What We Saw in the Room Was the Result of That Intentionality
Instead of a routine project briefing, we were introduced to something unprecedented:
Five major development parcels—totaling $544 million in combined development costs—are being led by:
Minority-owned development firms
Women executives with deep expertise in development and construction
Highly skilled local CBE-certified companies
Architects, attorneys, engineers, and builders who have always had the talent but not the access
Teams committed to deeply affordable housing and mixed-income communities
These projects are comparable in scale to the Wharf development—let’s pause on that—but the difference is clear:
This time, the leadership is coming from the very ecosystem that has historically been locked out.
A New, Open Field—By Design
Mayor Bowser was intentional in her approach to equitable development. She did not rely on the “usual suspects” or legacy firms to determine the future of St. Elizabeths. She did the opposite—she widened the field so that developers of all sizes and backgrounds could compete and win.
That single policy shift created room for local excellence to rise.
Not someday.
Not after proving themselves elsewhere.
Right now. Here.
Community as Co-Author, Not Bystander
This is what happens when you center community—the actual people who live with the outcome of every policy, every building, every design choice.

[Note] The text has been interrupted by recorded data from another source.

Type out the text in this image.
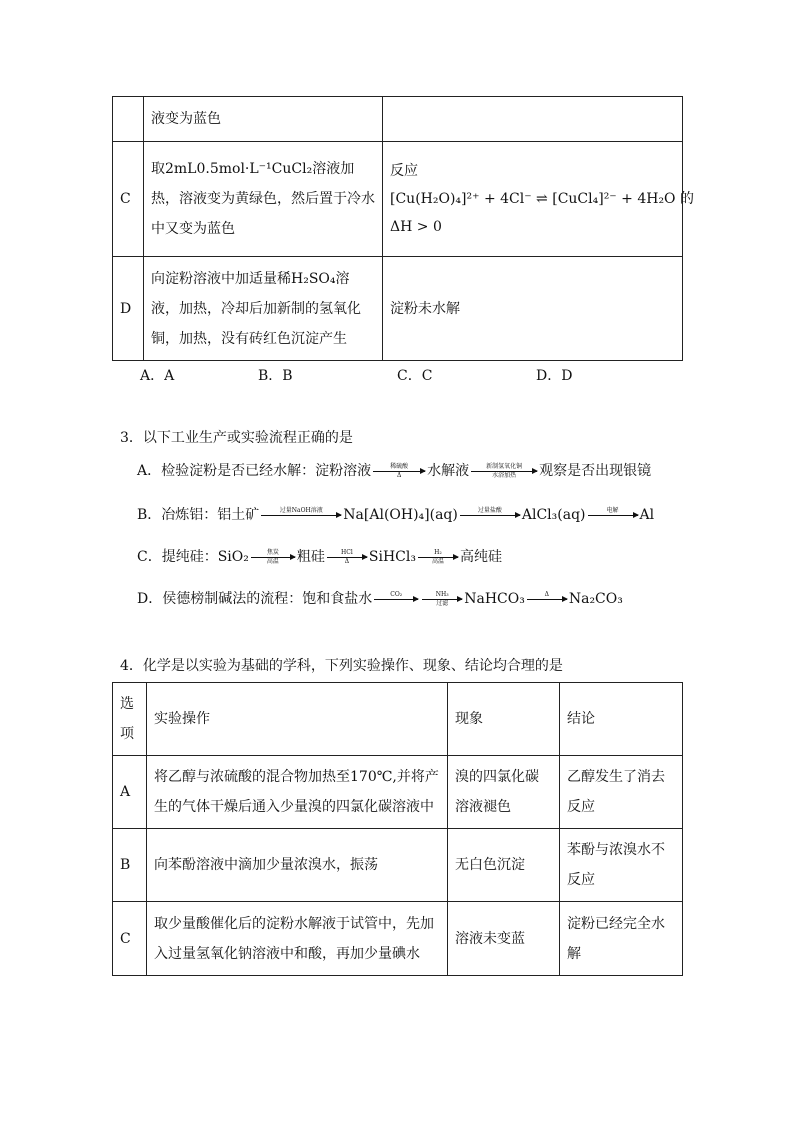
	液变为蓝色	
C	取2mL0.5mol·L⁻¹CuCl₂溶液加热，溶液变为黄绿色，然后置于冷水中又变为蓝色	反应
[Cu(H₂O)₄]²⁺ + 4Cl⁻ ⇌ [CuCl₄]²⁻ + 4H₂O 的
ΔH > 0

D	向淀粉溶液中加适量稀H₂SO₄溶液，加热，冷却后加新制的氢氧化铜，加热，没有砖红色沉淀产生	淀粉未水解
A．A	B．B	C．C	D．D
3．以下工业生产或实验流程正确的是
A．检验淀粉是否已经水解：淀粉溶液	稀硫酸
Δ	水解液	新制氢氧化铜
水浴加热	观察是否出现银镜
B．冶炼铝：铝土矿	过量NaOH溶液	Na[Al(OH)₄](aq)	过量盐酸	AlCl₃(aq)	电解	Al
C．提纯硅：SiO₂	焦炭
高温	粗硅	HCl
Δ	SiHCl₃	H₂
高温	高纯硅
D．侯德榜制碱法的流程：饱和食盐水	CO₂	NH₃
过滤	NaHCO₃	Δ	Na₂CO₃
4．化学是以实验为基础的学科，下列实验操作、现象、结论均合理的是
选项	实验操作	现象	结论
A	将乙醇与浓硫酸的混合物加热至170℃,并将产生的气体干燥后通入少量溴的四氯化碳溶液中	溴的四氯化碳溶液褪色	乙醇发生了消去反应
B	向苯酚溶液中滴加少量浓溴水，振荡	无白色沉淀	苯酚与浓溴水不反应
C	取少量酸催化后的淀粉水解液于试管中，先加入过量氢氧化钠溶液中和酸，再加少量碘水	溶液未变蓝	淀粉已经完全水解
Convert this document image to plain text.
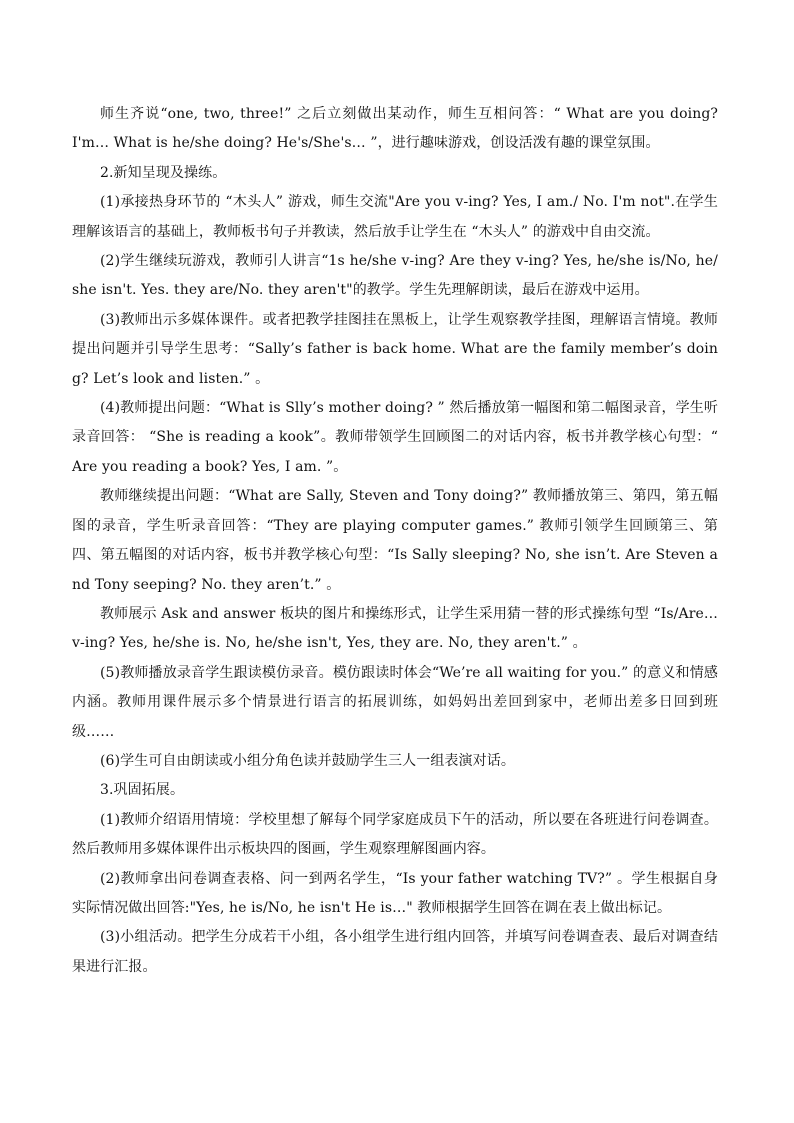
师生齐说“one, two, three!” 之后立刻做出某动作，师生互相问答：“ What are you doing? I'm… What is he/she doing? He's/She's… ”，进行趣味游戏，创设活泼有趣的课堂氛围。

2.新知呈现及操练。

(1)承接热身环节的 “木头人” 游戏，师生交流"Are you v-ing? Yes, I am./ No. I'm not".在学生理解该语言的基础上，教师板书句子并教读，然后放手让学生在 “木头人” 的游戏中自由交流。

(2)学生继续玩游戏，教师引人讲言“1s he/she v-ing? Are they v-ing? Yes, he/she is/No, he/she isn't. Yes. they are/No. they aren't"的教学。学生先理解朗读，最后在游戏中运用。

(3)教师出示多媒体课件。或者把教学挂图挂在黑板上，让学生观察教学挂图，理解语言情境。教师提出问题并引导学生思考：“Sally’s father is back home. What are the family member’s doing? Let’s look and listen.” 。

(4)教师提出问题：“What is Slly’s mother doing? ” 然后播放第一幅图和第二幅图录音，学生听录音回答： “She is reading a kook”。教师带领学生回顾图二的对话内容，板书并教学核心句型：“ Are you reading a book? Yes, I am. ”。

教师继续提出问题：“What are Sally, Steven and Tony doing?” 教师播放第三、第四，第五幅图的录音，学生听录音回答：“They are playing computer games.” 教师引领学生回顾第三、第四、第五幅图的对话内容，板书并教学核心句型：“Is Sally sleeping? No, she isn’t. Are Steven and Tony seeping? No. they aren’t.” 。

教师展示 Ask and answer 板块的图片和操练形式，让学生采用猜一替的形式操练句型 “Is/Are…v-ing? Yes, he/she is. No, he/she isn't, Yes, they are. No, they aren't.” 。

(5)教师播放录音学生跟读模仿录音。模仿跟读时体会“We’re all waiting for you.” 的意义和情感内涵。教师用课件展示多个情景进行语言的拓展训练，如妈妈出差回到家中，老师出差多日回到班级……

(6)学生可自由朗读或小组分角色读并鼓励学生三人一组表演对话。

3.巩固拓展。

(1)教师介绍语用情境：学校里想了解每个同学家庭成员下午的活动，所以要在各班进行问卷调查。然后教师用多媒体课件出示板块四的图画，学生观察理解图画内容。

(2)教师拿出问卷调查表格、问一到两名学生，“Is your father watching TV?” 。学生根据自身实际情况做出回答:"Yes, he is/No, he isn't He is…" 教师根据学生回答在调在表上做出标记。

(3)小组活动。把学生分成若干小组，各小组学生进行组内回答，并填写问卷调查表、最后对调查结果进行汇报。
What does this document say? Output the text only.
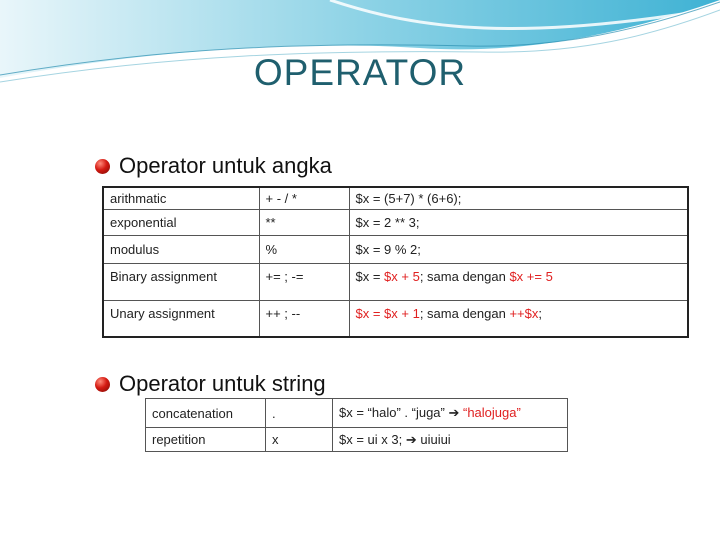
OPERATOR
Operator untuk angka
arithmatic	+ - / *	$x = (5+7) * (6+6);
exponential	**	$x = 2 ** 3;
modulus	%	$x = 9 % 2;
Binary assignment	+= ; -=	$x = $x + 5; sama dengan $x += 5
Unary assignment	++ ; --	$x = $x + 1; sama dengan ++$x;
Operator untuk string
concatenation	.	$x = “halo” . “juga” ➔ “halojuga”
repetition	x	$x = ui x 3; ➔ uiuiui
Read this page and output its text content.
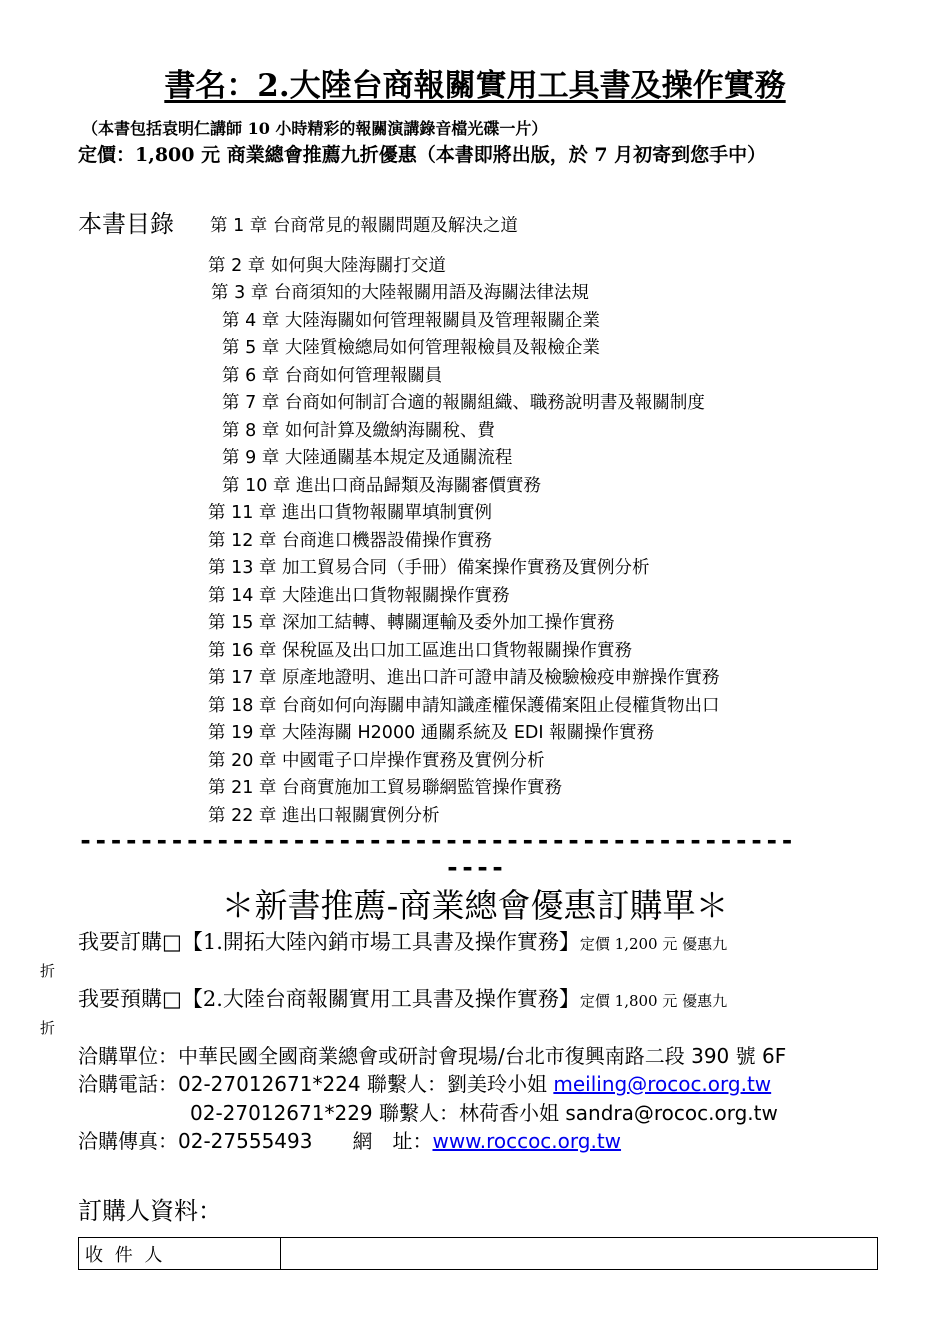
書名：2.大陸台商報關實用工具書及操作實務
（本書包括袁明仁講師 10 小時精彩的報關演講錄音檔光碟一片）
定價：1,800 元 商業總會推薦九折優惠（本書即將出版，於 7 月初寄到您手中）
本書目錄 第 1 章 台商常見的報關問題及解決之道
第 2 章 如何與大陸海關打交道
第 3 章 台商須知的大陸報關用語及海關法律法規
第 4 章 大陸海關如何管理報關員及管理報關企業
第 5 章 大陸質檢總局如何管理報檢員及報檢企業
第 6 章 台商如何管理報關員
第 7 章 台商如何制訂合適的報關組織、職務說明書及報關制度
第 8 章 如何計算及繳納海關稅、費
第 9 章 大陸通關基本規定及通關流程
第 10 章 進出口商品歸類及海關審價實務
第 11 章 進出口貨物報關單填制實例
第 12 章 台商進口機器設備操作實務
第 13 章 加工貿易合同（手冊）備案操作實務及實例分析
第 14 章 大陸進出口貨物報關操作實務
第 15 章 深加工結轉、轉關運輸及委外加工操作實務
第 16 章 保稅區及出口加工區進出口貨物報關操作實務
第 17 章 原產地證明、進出口許可證申請及檢驗檢疫申辦操作實務
第 18 章 台商如何向海關申請知識產權保護備案阻止侵權貨物出口
第 19 章 大陸海關 H2000 通關系統及 EDI 報關操作實務
第 20 章 中國電子口岸操作實務及實例分析
第 21 章 台商實施加工貿易聯網監管操作實務
第 22 章 進出口報關實例分析
-----------------------------------------------
----
＊新書推薦-商業總會優惠訂購單＊
我要訂購□【1.開拓大陸內銷市場工具書及操作實務】定價 1,200 元 優惠九
折
我要預購□【2.大陸台商報關實用工具書及操作實務】定價 1,800 元 優惠九
折
洽購單位：中華民國全國商業總會或研討會現場/台北市復興南路二段 390 號 6F
洽購電話：02-27012671*224 聯繫人：劉美玲小姐 meiling@rococ.org.tw
02-27012671*229 聯繫人：林荷香小姐 sandra@rococ.org.tw
洽購傳真：02-27555493　　網　址：www.roccoc.org.tw
訂購人資料：
收 件 人	
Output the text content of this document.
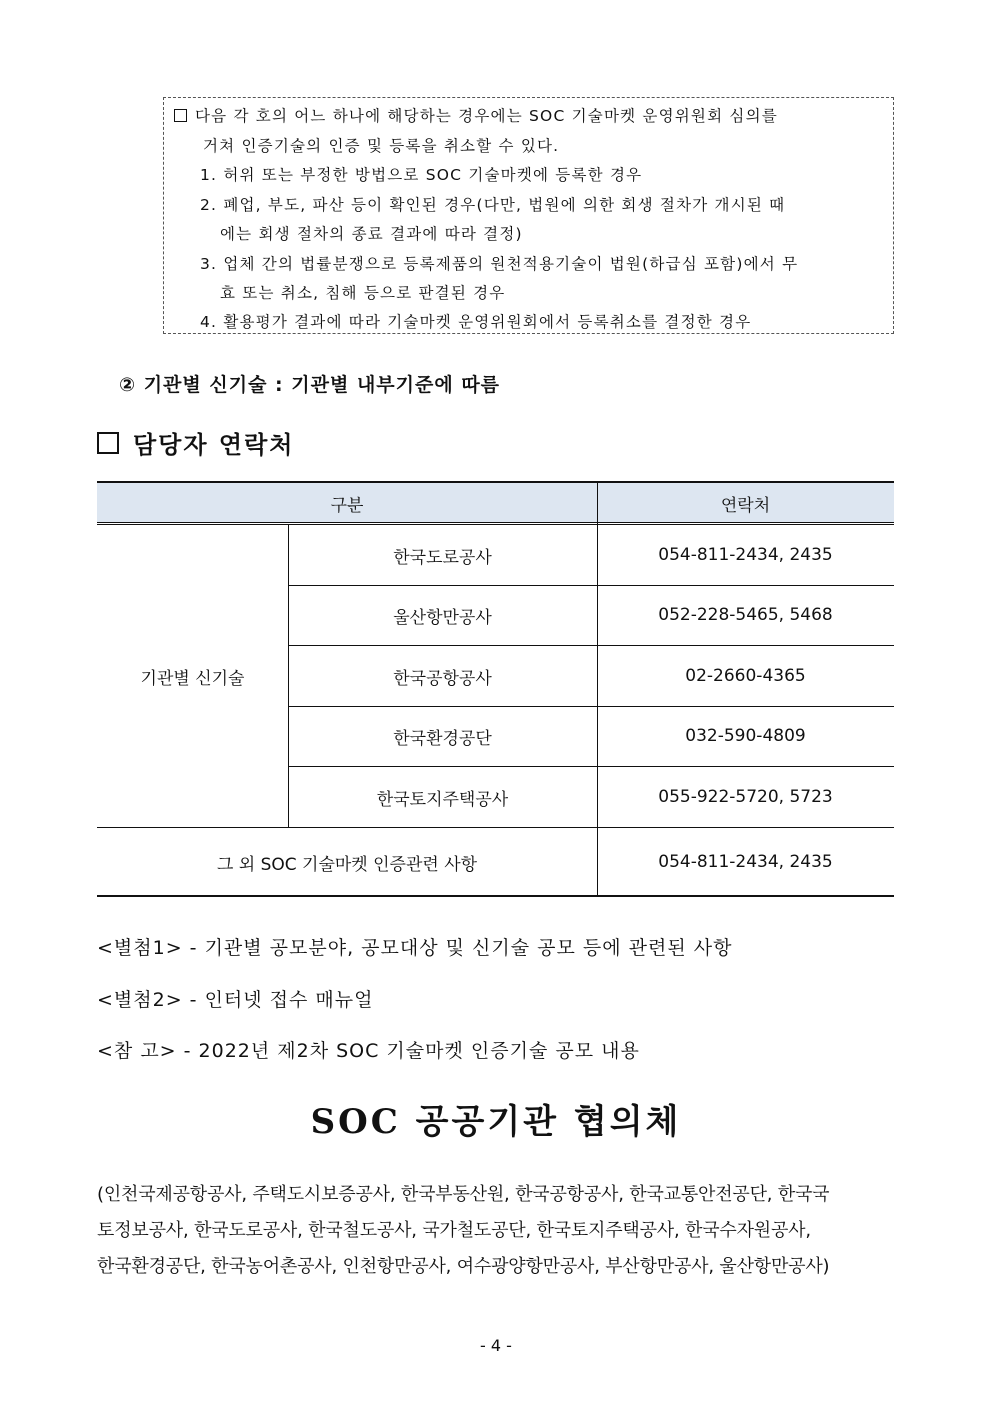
다음 각 호의 어느 하나에 해당하는 경우에는 SOC 기술마켓 운영위원회 심의를
거쳐 인증기술의 인증 및 등록을 취소할 수 있다.
1. 허위 또는 부정한 방법으로 SOC 기술마켓에 등록한 경우
2. 폐업, 부도, 파산 등이 확인된 경우(다만, 법원에 의한 회생 절차가 개시된 때
에는 회생 절차의 종료 결과에 따라 결정)
3. 업체 간의 법률분쟁으로 등록제품의 원천적용기술이 법원(하급심 포함)에서 무
효 또는 취소, 침해 등으로 판결된 경우
4. 활용평가 결과에 따라 기술마켓 운영위원회에서 등록취소를 결정한 경우
② 기관별 신기술 : 기관별 내부기준에 따름
담당자 연락처
구분	연락처
기관별 신기술
한국도로공사	054-811-2434, 2435
울산항만공사	052-228-5465, 5468
한국공항공사	02-2660-4365
한국환경공단	032-590-4809
한국토지주택공사	055-922-5720, 5723
그 외 SOC 기술마켓 인증관련 사항	054-811-2434, 2435
<별첨1> - 기관별 공모분야, 공모대상 및 신기술 공모 등에 관련된 사항
<별첨2> - 인터넷 접수 매뉴얼
<참 고> - 2022년 제2차 SOC 기술마켓 인증기술 공모 내용
SOC 공공기관 협의체
(인천국제공항공사, 주택도시보증공사, 한국부동산원, 한국공항공사, 한국교통안전공단, 한국국
토정보공사, 한국도로공사, 한국철도공사, 국가철도공단, 한국토지주택공사, 한국수자원공사,
한국환경공단, 한국농어촌공사, 인천항만공사, 여수광양항만공사, 부산항만공사, 울산항만공사)
- 4 -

Community isn’t a signature on a sign-in sheet. Community isn’t a vague concept.
Community is:
The parent at the bus stop
The elder who has seen three generations grow on these streets
The entrepreneur who wants to open a shop nearby
The teenager who wants a future here
The local CBE builder who now has a multimillion-dollar portfolio
The developer who lives in this zip code and understands its value
When community is respected as a partner, not a prop, you get work that actually reflects the place it serves.
A Blueprint for Other Disinvested Communities
What is happening on St. Elizabeths is not an anomaly. It is a blueprint—and one that other cities need to study carefully.
If we want to correct decades of exclusion, then communities like ours must have the chance to lead major projects.
Not as token partners.
Not as beneficiaries.
As architects of their own future.
The Moment We Are Living In
What I felt last night was pride. Real pride. Not because everything is perfect—there’s still work to do—but because the foundation has shifted.
This is what equitable development looks like.
This is what intentionality produces.
This is what community-centered redevelopment feels like.
We are witnessing a different kind of city-building in Congress Heights—one rooted in partnership, community, and shared power.